Die Enkelin Jasmin ist zuerst etwas kokett-scheu, dreht dann auf und führt schliesslich eine Gymnastik-Einlage vor. Dann demonstriert uns die Frau des jüngeren Sohns, die Medizin studiert, die traditionelle Zeremonie vor der Hochzeit. Sie macht das voller Liebreiz und gleichzeitig zurückhaltend - wie eine Braut eben. Die Tante selbst führt zum Schluss die traditionelle Kinderwiege vor. Sie kommt mir sehr aufwändig vor, und ich frage, ob das sich denn wirklich alle Leute leisten könnten. Alle Leute machten das so, wird mir entschieden versichert. Dann singt eine der Frauen ein traditionelles Wiegenlied und eine andere schaukelt die Wiege mit der lebensgrossen Puppe. Ob diese detaillierten Traditionen nicht als einschränkend empfunden werden, wollen wir wissen. Die Anwesenden sehen da kein Problem. Auch Diyor nicht, der abwarten muss, bis sein älterer Bruder geheiratet hat, bevor er selbst an der Reihe ist. Immerhin kann er seine Braut selber wählen. Das haben seine Eltern von Anfang an gesagt. Früher waren arrangierte Ehen üblich. Heute noch gibt es Junge, welche die Hilfe der Eltern brauchen, wie Diyor das formuliert.

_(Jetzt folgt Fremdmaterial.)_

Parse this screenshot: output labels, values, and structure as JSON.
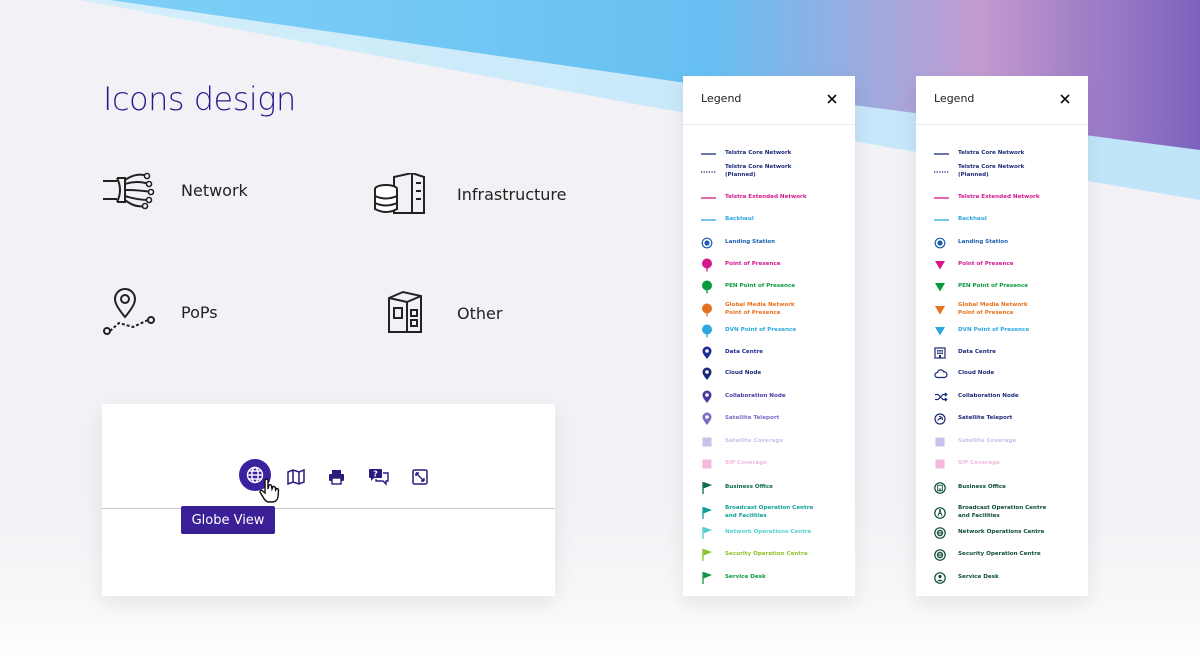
{
  "heading": "Icons design",
  "categories": {
    "network": "Network",
    "infrastructure": "Infrastructure",
    "pops": "PoPs",
    "other": "Other"
  },
  "toolbar": {
    "tooltip": "Globe View",
    "icons": [
      "globe-icon",
      "map-icon",
      "print-icon",
      "help-chat-icon",
      "fullscreen-icon"
    ]
  },
  "colors": {
    "brand_purple": "#3b20a0",
    "navy": "#1c2a78",
    "magenta": "#d6178c",
    "green": "#0a9a3e",
    "orange": "#e8711e",
    "light_blue": "#2ea6e0",
    "indigo": "#3b2a9a",
    "lavender": "#7b6cc4",
    "light_lavender": "#c9c2ea",
    "pink_light": "#f3b9da",
    "teal": "#0f9e96",
    "aqua": "#56d0cf",
    "lime": "#8cc12a",
    "dark_green": "#0d6b4c"
  },
  "legend_left": {
    "title": "Legend",
    "items": [
      {
        "label": "Telstra Core Network",
        "color": "#1c2a78",
        "icon": "solid-line"
      },
      {
        "label": "Telstra Core Network\n(Planned)",
        "color": "#1c2a78",
        "icon": "dotted-line"
      },
      {
        "label": "Telstra Extended Network",
        "color": "#d6178c",
        "icon": "solid-line"
      },
      {
        "label": "Backhaul",
        "color": "#2ea6e0",
        "icon": "solid-line"
      },
      {
        "label": "Landing Station",
        "color": "#1c5fb0",
        "icon": "ring-dot"
      },
      {
        "label": "Point of Presence",
        "color": "#d6178c",
        "icon": "pin"
      },
      {
        "label": "PEN Point of Presence",
        "color": "#0a9a3e",
        "icon": "pin"
      },
      {
        "label": "Global Media Network\nPoint of Presence",
        "color": "#e8711e",
        "icon": "pin"
      },
      {
        "label": "DVN Point of Presence",
        "color": "#2ea6e0",
        "icon": "pin"
      },
      {
        "label": "Data Centre",
        "color": "#1c2a9a",
        "icon": "map-pin"
      },
      {
        "label": "Cloud Node",
        "color": "#1c2a78",
        "icon": "map-pin"
      },
      {
        "label": "Collaboration Node",
        "color": "#4a3aa0",
        "icon": "map-pin"
      },
      {
        "label": "Satellite Teleport",
        "color": "#7b6cc4",
        "icon": "map-pin"
      },
      {
        "label": "Satellite Coverage",
        "color": "#c9c2ea",
        "icon": "square"
      },
      {
        "label": "SIP Coverage",
        "color": "#f3b9da",
        "icon": "square"
      },
      {
        "label": "Business Office",
        "color": "#0d6b4c",
        "icon": "flag"
      },
      {
        "label": "Broadcast Operation Centre\nand Facilities",
        "color": "#0f9e96",
        "icon": "flag"
      },
      {
        "label": "Network Operations Centre",
        "color": "#56d0cf",
        "icon": "flag"
      },
      {
        "label": "Security Operation Centre",
        "color": "#8cc12a",
        "icon": "flag"
      },
      {
        "label": "Service Desk",
        "color": "#0a9a3e",
        "icon": "flag"
      }
    ]
  },
  "legend_right": {
    "title": "Legend",
    "items": [
      {
        "label": "Telstra Core Network",
        "color": "#1c2a78",
        "icon": "solid-line"
      },
      {
        "label": "Telstra Core Network\n(Planned)",
        "color": "#1c2a78",
        "icon": "dotted-line"
      },
      {
        "label": "Telstra Extended Network",
        "color": "#d6178c",
        "icon": "solid-line"
      },
      {
        "label": "Backhaul",
        "color": "#2ea6e0",
        "icon": "solid-line"
      },
      {
        "label": "Landing Station",
        "color": "#1c5fb0",
        "icon": "ring-dot"
      },
      {
        "label": "Point of Presence",
        "color": "#d6178c",
        "icon": "triangle"
      },
      {
        "label": "PEN Point of Presence",
        "color": "#0a9a3e",
        "icon": "triangle"
      },
      {
        "label": "Global Media Network\nPoint of Presence",
        "color": "#e8711e",
        "icon": "triangle"
      },
      {
        "label": "DVN Point of Presence",
        "color": "#2ea6e0",
        "icon": "triangle"
      },
      {
        "label": "Data Centre",
        "color": "#1c2a78",
        "icon": "building"
      },
      {
        "label": "Cloud Node",
        "color": "#1c2a78",
        "icon": "cloud"
      },
      {
        "label": "Collaboration Node",
        "color": "#1c2a78",
        "icon": "shuffle"
      },
      {
        "label": "Satellite Teleport",
        "color": "#1c2a78",
        "icon": "satellite"
      },
      {
        "label": "Satellite Coverage",
        "color": "#c9c2ea",
        "icon": "square"
      },
      {
        "label": "SIP Coverage",
        "color": "#f3b9da",
        "icon": "square"
      },
      {
        "label": "Business Office",
        "color": "#0d4a3a",
        "icon": "circle-building"
      },
      {
        "label": "Broadcast Operation Centre\nand Facilities",
        "color": "#0d4a3a",
        "icon": "circle-tower"
      },
      {
        "label": "Network Operations Centre",
        "color": "#0d4a3a",
        "icon": "circle-globe"
      },
      {
        "label": "Security Operation Centre",
        "color": "#0d4a3a",
        "icon": "circle-globe"
      },
      {
        "label": "Service Desk",
        "color": "#0d4a3a",
        "icon": "circle-person"
      }
    ]
  }
}
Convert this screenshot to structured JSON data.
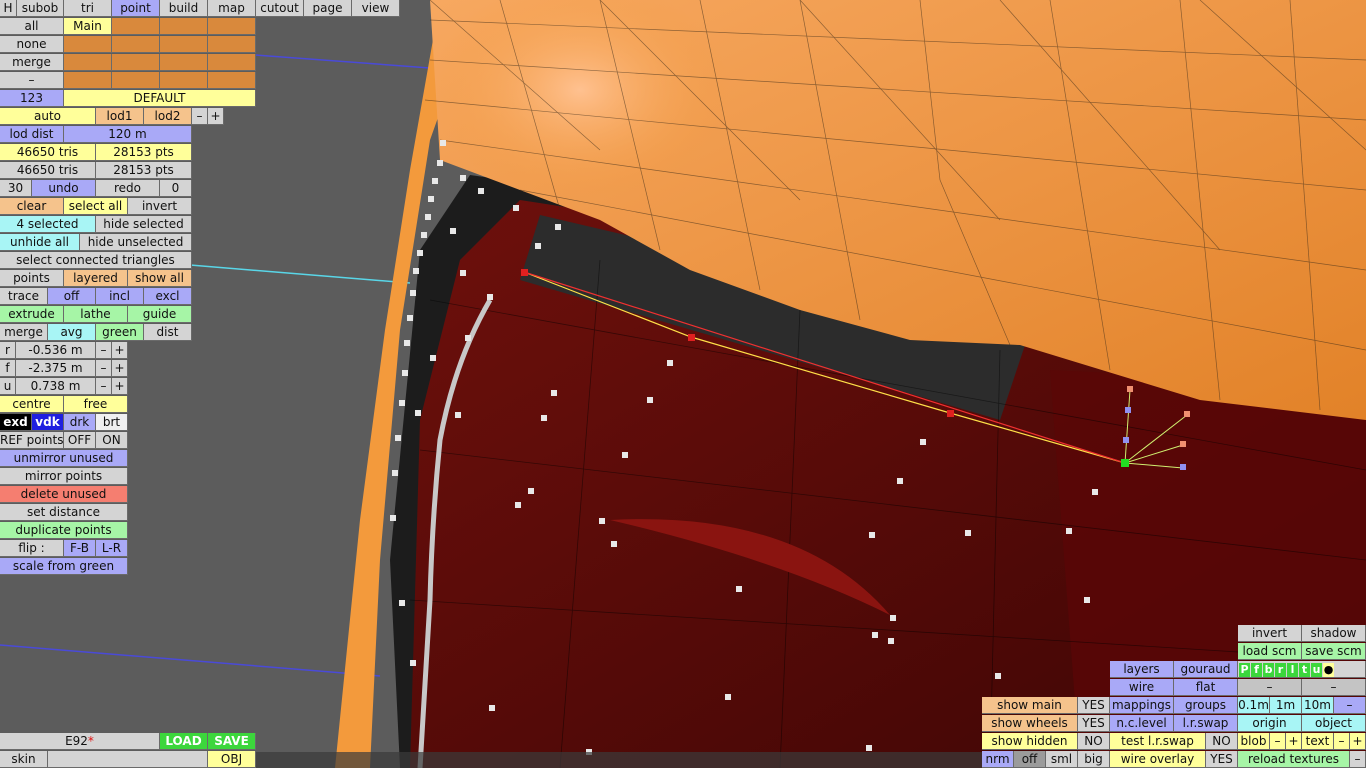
{
  "top_menu": [
    "H",
    "subob",
    "tri",
    "point",
    "build",
    "map",
    "cutout",
    "page",
    "view"
  ],
  "selection": {
    "all_label": "all",
    "none_label": "none",
    "merge_label": "merge",
    "minus_label": "–",
    "main_label": "Main",
    "count": "123",
    "default_label": "DEFAULT"
  },
  "lod": {
    "auto": "auto",
    "lod1": "lod1",
    "lod2": "lod2",
    "minus": "–",
    "plus": "+",
    "dist_label": "lod dist",
    "dist_value": "120 m"
  },
  "stats": {
    "tris1": "46650 tris",
    "pts1": "28153 pts",
    "tris2": "46650 tris",
    "pts2": "28153 pts"
  },
  "undo": {
    "count": "30",
    "undo_label": "undo",
    "redo_label": "redo",
    "redo_count": "0"
  },
  "actions": {
    "clear": "clear",
    "select_all": "select all",
    "invert": "invert",
    "selected": "4 selected",
    "hide_selected": "hide selected",
    "unhide_all": "unhide all",
    "hide_unselected": "hide unselected",
    "select_connected": "select connected triangles",
    "points": "points",
    "layered": "layered",
    "show_all": "show all",
    "trace": "trace",
    "off": "off",
    "incl": "incl",
    "excl": "excl",
    "extrude": "extrude",
    "lathe": "lathe",
    "guide": "guide",
    "merge": "merge",
    "avg": "avg",
    "green": "green",
    "dist": "dist"
  },
  "coords": [
    {
      "axis": "r",
      "value": "-0.536 m"
    },
    {
      "axis": "f",
      "value": "-2.375 m"
    },
    {
      "axis": "u",
      "value": "0.738 m"
    }
  ],
  "pivot": {
    "centre": "centre",
    "free": "free"
  },
  "display": {
    "exd": "exd",
    "vdk": "vdk",
    "drk": "drk",
    "brt": "brt"
  },
  "ref": {
    "label": "REF points",
    "off": "OFF",
    "on": "ON"
  },
  "tools": {
    "unmirror_unused": "unmirror unused",
    "mirror_points": "mirror points",
    "delete_unused": "delete unused",
    "set_distance": "set distance",
    "duplicate_points": "duplicate points",
    "flip_label": "flip :",
    "flip_fb": "F-B",
    "flip_lr": "L-R",
    "scale_from_green": "scale from green"
  },
  "file": {
    "name": "E92",
    "modified": "*",
    "load": "LOAD",
    "save": "SAVE",
    "skin": "skin",
    "obj": "OBJ"
  },
  "right_panel": {
    "invert": "invert",
    "shadow": "shadow",
    "load_scm": "load scm",
    "save_scm": "save scm",
    "flags": [
      "P",
      "f",
      "b",
      "r",
      "l",
      "t",
      "u",
      "●"
    ],
    "layers": "layers",
    "gouraud": "gouraud",
    "wire": "wire",
    "flat": "flat",
    "dash": "–",
    "mappings": "mappings",
    "groups": "groups",
    "m01": "0.1m",
    "m1": "1m",
    "m10": "10m",
    "nc_level": "n.c.level",
    "lr_swap": "l.r.swap",
    "origin": "origin",
    "object": "object",
    "test_lr_swap": "test l.r.swap",
    "no": "NO",
    "blob": "blob",
    "minus": "–",
    "plus": "+",
    "text": "text",
    "wire_overlay": "wire overlay",
    "yes": "YES",
    "reload_textures": "reload textures",
    "show_main": "show main",
    "show_wheels": "show wheels",
    "show_hidden": "show hidden",
    "nrm": "nrm",
    "off": "off",
    "sml": "sml",
    "big": "big"
  },
  "colors": {
    "body_orange": "#f39a3c",
    "interior_red": "#5a0a08",
    "selected_point": "#e02020",
    "green_point": "#22dd22"
  }
}
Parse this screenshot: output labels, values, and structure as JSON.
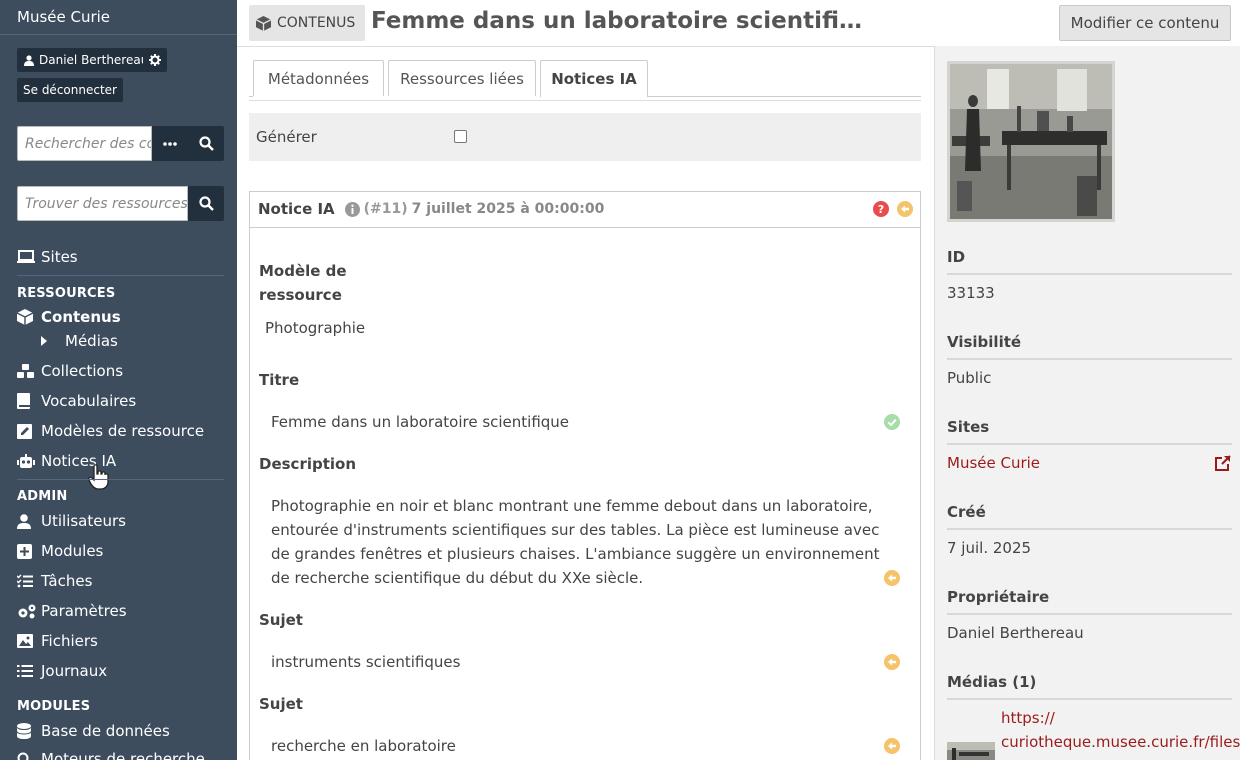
{
  "sidebar": {
    "site_title": "Musée Curie",
    "user_name": "Daniel Berthereau",
    "logout_label": "Se déconnecter",
    "search_placeholder": "Rechercher des contenus",
    "find_placeholder": "Trouver des ressources…",
    "nav": {
      "sites": "Sites",
      "section_resources": "RESSOURCES",
      "contenus": "Contenus",
      "medias": "Médias",
      "collections": "Collections",
      "vocabulaires": "Vocabulaires",
      "modeles": "Modèles de ressource",
      "notices_ia": "Notices IA",
      "section_admin": "ADMIN",
      "utilisateurs": "Utilisateurs",
      "modules": "Modules",
      "taches": "Tâches",
      "parametres": "Paramètres",
      "fichiers": "Fichiers",
      "journaux": "Journaux",
      "section_modules": "MODULES",
      "base_donnees": "Base de données",
      "moteurs": "Moteurs de recherche"
    }
  },
  "header": {
    "badge": "CONTENUS",
    "title": "Femme dans un laboratoire scientifi…",
    "edit_button": "Modifier ce contenu"
  },
  "tabs": [
    "Métadonnées",
    "Ressources liées",
    "Notices IA"
  ],
  "generate_label": "Générer",
  "notice": {
    "title": "Notice IA",
    "id": "(#11)",
    "date": "7 juillet 2025 à 00:00:00",
    "template_label": "Modèle de ressource",
    "template_value": "Photographie",
    "titre_label": "Titre",
    "titre_value": "Femme dans un laboratoire scientifique",
    "description_label": "Description",
    "description_value": "Photographie en noir et blanc montrant une femme debout dans un laboratoire, entourée d'instruments scientifiques sur des tables. La pièce est lumineuse avec de grandes fenêtres et plusieurs chaises. L'ambiance suggère un environnement de recherche scientifique du début du XXe siècle.",
    "sujet_label": "Sujet",
    "sujet1_value": "instruments scientifiques",
    "sujet2_value": "recherche en laboratoire"
  },
  "right": {
    "id_label": "ID",
    "id_value": "33133",
    "visibility_label": "Visibilité",
    "visibility_value": "Public",
    "sites_label": "Sites",
    "sites_value": "Musée Curie",
    "created_label": "Créé",
    "created_value": "7 juil. 2025",
    "owner_label": "Propriétaire",
    "owner_value": "Daniel Berthereau",
    "media_label": "Médias (1)",
    "media_link_1": "https://",
    "media_link_2": "curiotheque.musee.curie.fr/files/"
  },
  "colors": {
    "sidebar_bg": "#3d4d5e",
    "link": "#9b1b1b",
    "accept": "#a8dca8",
    "restore": "#f5c36a",
    "help": "#e84c4c"
  }
}
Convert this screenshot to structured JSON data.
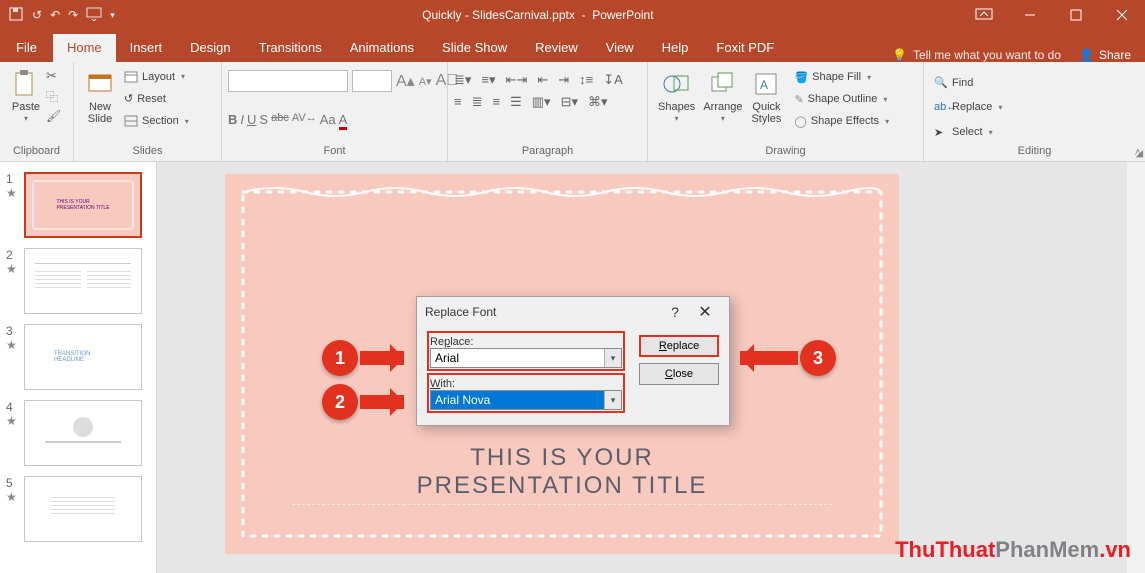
{
  "titlebar": {
    "doc": "Quickly - SlidesCarnival.pptx",
    "app": "PowerPoint"
  },
  "tabs": {
    "file": "File",
    "home": "Home",
    "insert": "Insert",
    "design": "Design",
    "transitions": "Transitions",
    "animations": "Animations",
    "slideshow": "Slide Show",
    "review": "Review",
    "view": "View",
    "help": "Help",
    "foxit": "Foxit PDF",
    "tellme": "Tell me what you want to do",
    "share": "Share"
  },
  "ribbon": {
    "clipboard": {
      "paste": "Paste",
      "label": "Clipboard"
    },
    "slides": {
      "newslide": "New\nSlide",
      "layout": "Layout",
      "reset": "Reset",
      "section": "Section",
      "label": "Slides"
    },
    "font": {
      "label": "Font",
      "bold": "B",
      "italic": "I",
      "underline": "U",
      "shadow": "S",
      "strike": "abc",
      "spacing": "AV",
      "case": "Aa",
      "clear": "A"
    },
    "paragraph": {
      "label": "Paragraph"
    },
    "drawing": {
      "shapes": "Shapes",
      "arrange": "Arrange",
      "quick": "Quick\nStyles",
      "fill": "Shape Fill",
      "outline": "Shape Outline",
      "effects": "Shape Effects",
      "label": "Drawing"
    },
    "editing": {
      "find": "Find",
      "replace": "Replace",
      "select": "Select",
      "label": "Editing"
    }
  },
  "thumbs": [
    "1",
    "2",
    "3",
    "4",
    "5"
  ],
  "slide": {
    "line1": "THIS IS YOUR",
    "line2": "PRESENTATION TITLE"
  },
  "dialog": {
    "title": "Replace Font",
    "replace_label_pre": "Re",
    "replace_label_u": "p",
    "replace_label_post": "lace:",
    "replace_value": "Arial",
    "with_label_u": "W",
    "with_label_post": "ith:",
    "with_value": "Arial Nova",
    "btn_replace_u": "R",
    "btn_replace_post": "eplace",
    "btn_close_u": "C",
    "btn_close_post": "lose"
  },
  "callouts": {
    "c1": "1",
    "c2": "2",
    "c3": "3"
  },
  "watermark": {
    "a": "ThuThuat",
    "b": "PhanMem",
    "c": ".vn"
  }
}
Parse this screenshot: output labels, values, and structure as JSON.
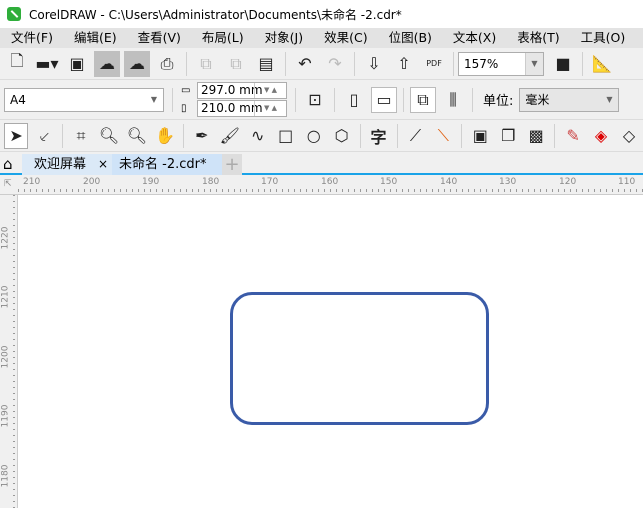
{
  "title": "CorelDRAW - C:\\Users\\Administrator\\Documents\\未命名 -2.cdr*",
  "menu": [
    "文件(F)",
    "编辑(E)",
    "查看(V)",
    "布局(L)",
    "对象(J)",
    "效果(C)",
    "位图(B)",
    "文本(X)",
    "表格(T)",
    "工具(O)"
  ],
  "toolbar": {
    "zoom": "157%",
    "pdf": "PDF"
  },
  "propbar": {
    "page_size": "A4",
    "width": "297.0 mm",
    "height": "210.0 mm",
    "units_label": "单位:",
    "units": "毫米"
  },
  "toolbox": {
    "text_tool": "字"
  },
  "tabs": [
    {
      "label": "欢迎屏幕",
      "close": "×"
    },
    {
      "label": "未命名 -2.cdr*"
    }
  ],
  "tab_add": "+",
  "ruler_h": [
    "210",
    "200",
    "190",
    "180",
    "170",
    "160",
    "150",
    "140",
    "130",
    "120",
    "110"
  ],
  "ruler_v": [
    "1220",
    "1210",
    "1200",
    "1190",
    "1180"
  ],
  "colors": {
    "shape_stroke": "#3a5ba8",
    "tab_accent": "#1aa3e8"
  }
}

Nach den von der Familie für diesen ersten Besuch von Touristen in ihrem Haus vorbereiteten Vorführungen berührt das Gespräch auch verschiedene politische Themen. Putin wird positiv beurteilt als der Mann, der ausführt, was das russische Volk wolle. Die Annexion der Krim sei doch nach einer Abstimmung erfolgt und dadurch legitimiert. Die EU wird kritisch gesehen, ebenso Angela Merkel und ihre Emigranten-Politik. Über den neuen Präsidenten von Usbekistan, der mit über 90% der Stimmen für 3 (?) Jahre gewählt wurde, haben wir von allen nur Positives gehört. Alle dürften froh sein, dass der erste Präsident den Übergang in die Selbständigkeit offenbar gut gemanagt hat und jetzt ein neuer Wind angesagt ist. Der erste Präsident war schon zu sowjetischer Zeit im Amt und seit der Unabhängigkeit 1991 25 Jahre lang. Für ihn wurde die Amtszeitbeschränkung angepasst. Mal sehen, wie der neue Präsident das macht. Dass alles daran gesetzt wird, jede religiöse Radikalisierung zu verhindern, ist bei einem Land mit 36 (!) Nationalitäten von grösster Bedeutung.

Dass eine Schweizer Familie fremde Gäste so unkompliziert selbstverständlich, erfreut, ja herzlich empfängt, ist kaum vorstellbar. Nicht einmal weil sie nicht wollten, sondern weil im Alltagsplan dafür kaum Platz wäre. Sogar Geschenke hat die Familie von Samarkand für uns vorbereitet. Ich bekomme ein selbst gemachtes Tüchlein mit goldigen Verzierungen und einen schönen selbstgestickten Bild-Wandbehang. Gäste zu beschenken, scheint ebenfalls Tradition zu sein. Schon bei der Ankunft übergaben uns der Reiseleiter Georgiy und der Fahrer Juriy zwei typisch usbekische Kopfbedeckungen als Geschenk. Und bei der Verabschiedung von Diyor bekommen wir eine Tonfigur und eine kleine Puppe. Alles schöne und typische Dinge. Wir können uns nur mit einem Geldgeschenk revanchieren. Mit seiner Einladung in die Familie seiner Tante hat uns Diyor einen Höhepunkt dieser Reise geschenkt. Das setzt seiner sympathischen, engagierten, kenntnisreichen und immer hilfsbereiten Führung durch Samarkand die Krone auf.